Okazuje się, że w 2016 roku rekordową liczbę osób starających się o azyl w Niemczech odesłano do krajów pochodzenia. Są to dziesiątki tysięcy ludzi.
O sprawie mówił szef Urzędu Kanclerskiego i pełnomocnik rządu w Berlinie ds. uchodźców Peter Altmaier, który powiedział, że w 2016 roku 80 tys. migrantów starających się o azyl odesłano do domu.

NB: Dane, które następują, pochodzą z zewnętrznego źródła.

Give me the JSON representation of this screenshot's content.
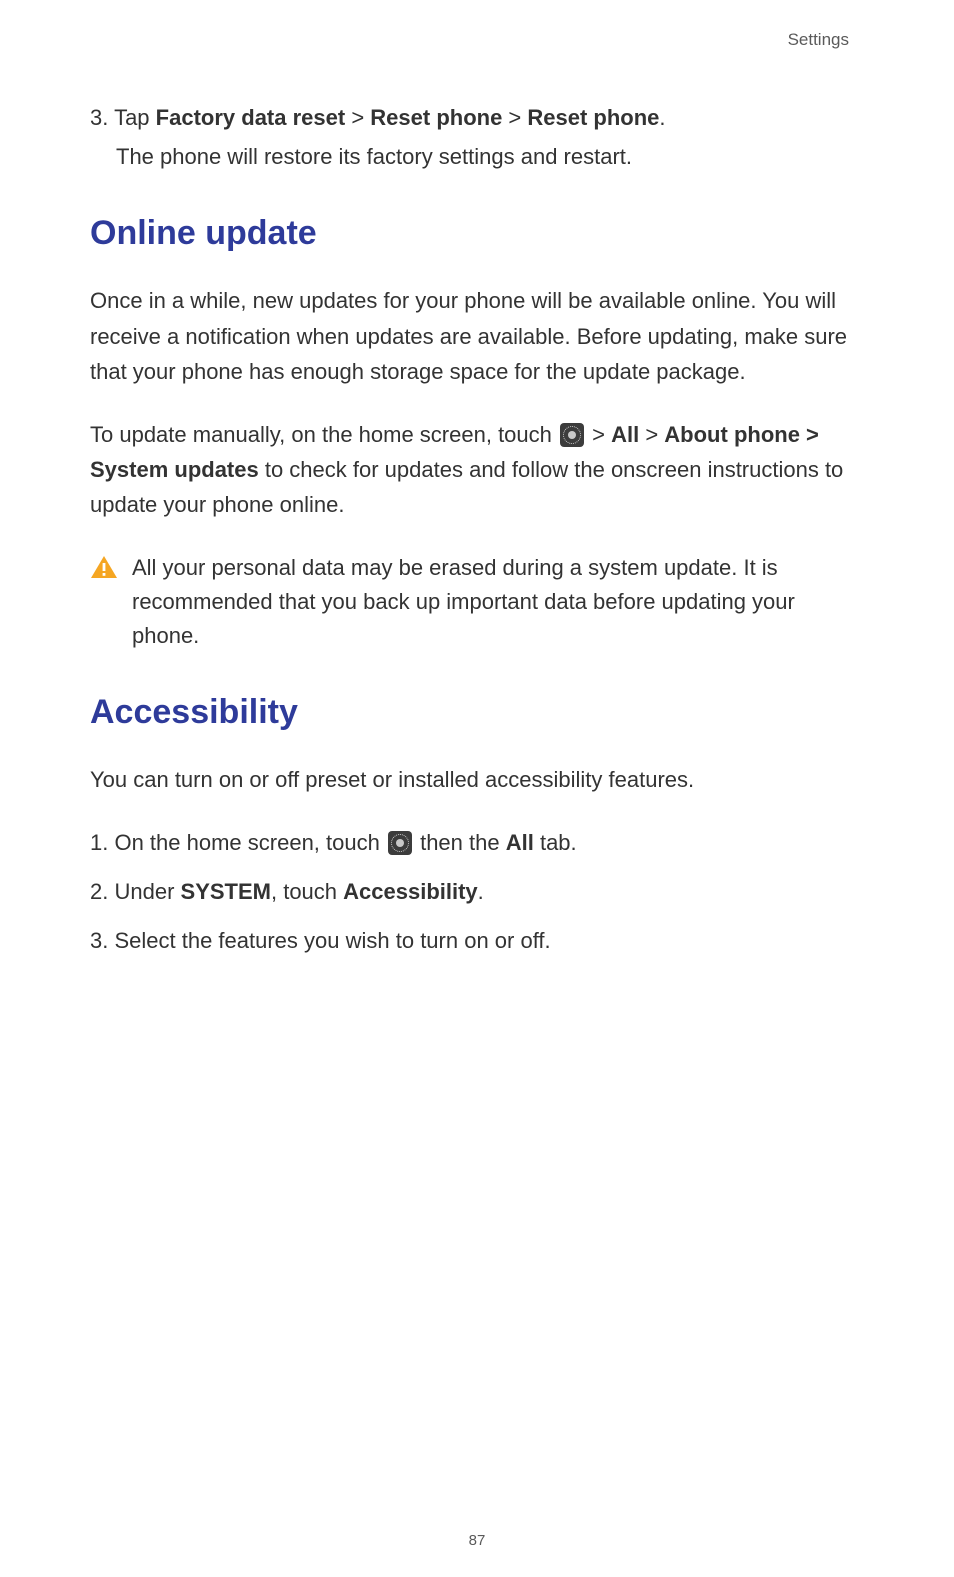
{
  "header": {
    "label": "Settings"
  },
  "reset": {
    "num": "3.",
    "pre": " Tap ",
    "b1": "Factory data reset",
    "sep1": " > ",
    "b2": "Reset phone",
    "sep2": " > ",
    "b3": "Reset phone",
    "post": ".",
    "sub": "The phone will restore its factory settings and restart."
  },
  "online_update": {
    "heading": "Online update",
    "p1": "Once in a while, new updates for your phone will be available online. You will receive a notification when updates are available. Before updating, make sure that your phone has enough storage space for the update package.",
    "p2_pre": "To update manually, on the home screen, touch ",
    "p2_gt1": " > ",
    "p2_b1": "All",
    "p2_gt2": " > ",
    "p2_b2": "About phone > System updates",
    "p2_post": " to check for updates and follow the onscreen instructions to update your phone online.",
    "warning": "All your personal data may be erased during a system update. It is recommended that you back up important data before updating your phone."
  },
  "accessibility": {
    "heading": "Accessibility",
    "p1": "You can turn on or off preset or installed accessibility features.",
    "s1_num": "1.",
    "s1_pre": " On the home screen, touch ",
    "s1_mid": " then the ",
    "s1_b": "All",
    "s1_post": " tab.",
    "s2_num": "2.",
    "s2_pre": " Under ",
    "s2_b1": "SYSTEM",
    "s2_mid": ", touch ",
    "s2_b2": "Accessibility",
    "s2_post": ".",
    "s3_num": "3.",
    "s3_text": " Select the features you wish to turn on or off."
  },
  "page_number": "87"
}
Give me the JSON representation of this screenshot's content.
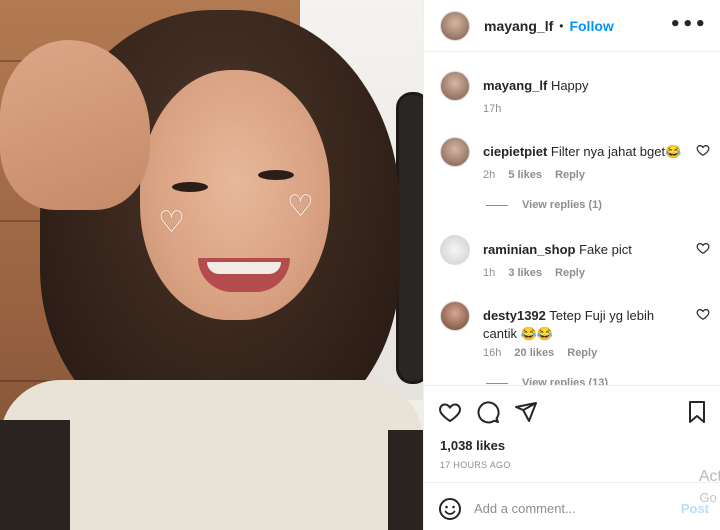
{
  "post_header": {
    "username": "mayang_lf",
    "separator": "•",
    "follow_label": "Follow",
    "more_icon": "more-horizontal-icon"
  },
  "caption": {
    "username": "mayang_lf",
    "text": "Happy",
    "time": "17h"
  },
  "comments": [
    {
      "username": "ciepietpiet",
      "text": "Filter nya jahat bget😂",
      "time": "2h",
      "likes": "5 likes",
      "reply_label": "Reply",
      "view_replies": "View replies (1)"
    },
    {
      "username": "raminian_shop",
      "text": "Fake pict",
      "time": "1h",
      "likes": "3 likes",
      "reply_label": "Reply"
    },
    {
      "username": "desty1392",
      "text": "Tetep Fuji yg lebih cantik 😂😂",
      "time": "16h",
      "likes": "20 likes",
      "reply_label": "Reply",
      "view_replies": "View replies (13)"
    }
  ],
  "actions": {
    "like_icon": "heart-icon",
    "comment_icon": "comment-icon",
    "share_icon": "send-icon",
    "save_icon": "bookmark-icon",
    "likes_count": "1,038 likes",
    "time_ago": "17 HOURS AGO"
  },
  "add_comment": {
    "emoji_icon": "emoji-icon",
    "placeholder": "Add a comment...",
    "post_label": "Post"
  },
  "watermark": {
    "line1": "Act",
    "line2": "Go t"
  },
  "photo": {
    "sticker": "♡"
  },
  "colors": {
    "accent": "#0095f6",
    "post_disabled": "#b2dffc",
    "muted": "#8e8e8e",
    "text": "#262626"
  }
}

Zapowiada również, że będzie ich o wiele więcej. - Jest to rekord, a ich liczba będzie nadal wzrastać - powiedział Peter Altmaier.
Peter Altmaier w wywiadzie dla "Bild am Sonntag" powiedział, że w 2016 roku rozpatrzono około 700 tys. wniosków o azyl, z czego blisko połowę odrzucono. Dodał, że w pierwszej kolejności deportują tych migrantów, którzy stwarzają zagrożenie dla bezpieczeństwa kraju. Czyżby liczne rozboje i gwałty otworzyły Niemcom oczy? Jeszcze niedawno chcieli dawać uchodźcom pracę w policji...
I tak Niemcy mydlą światu oczy - z jednej strony krytykują te kraje, które nie chcą hurtowo przyjmować migrantów, z drugiej strony sami odsyłają tysiące do domu.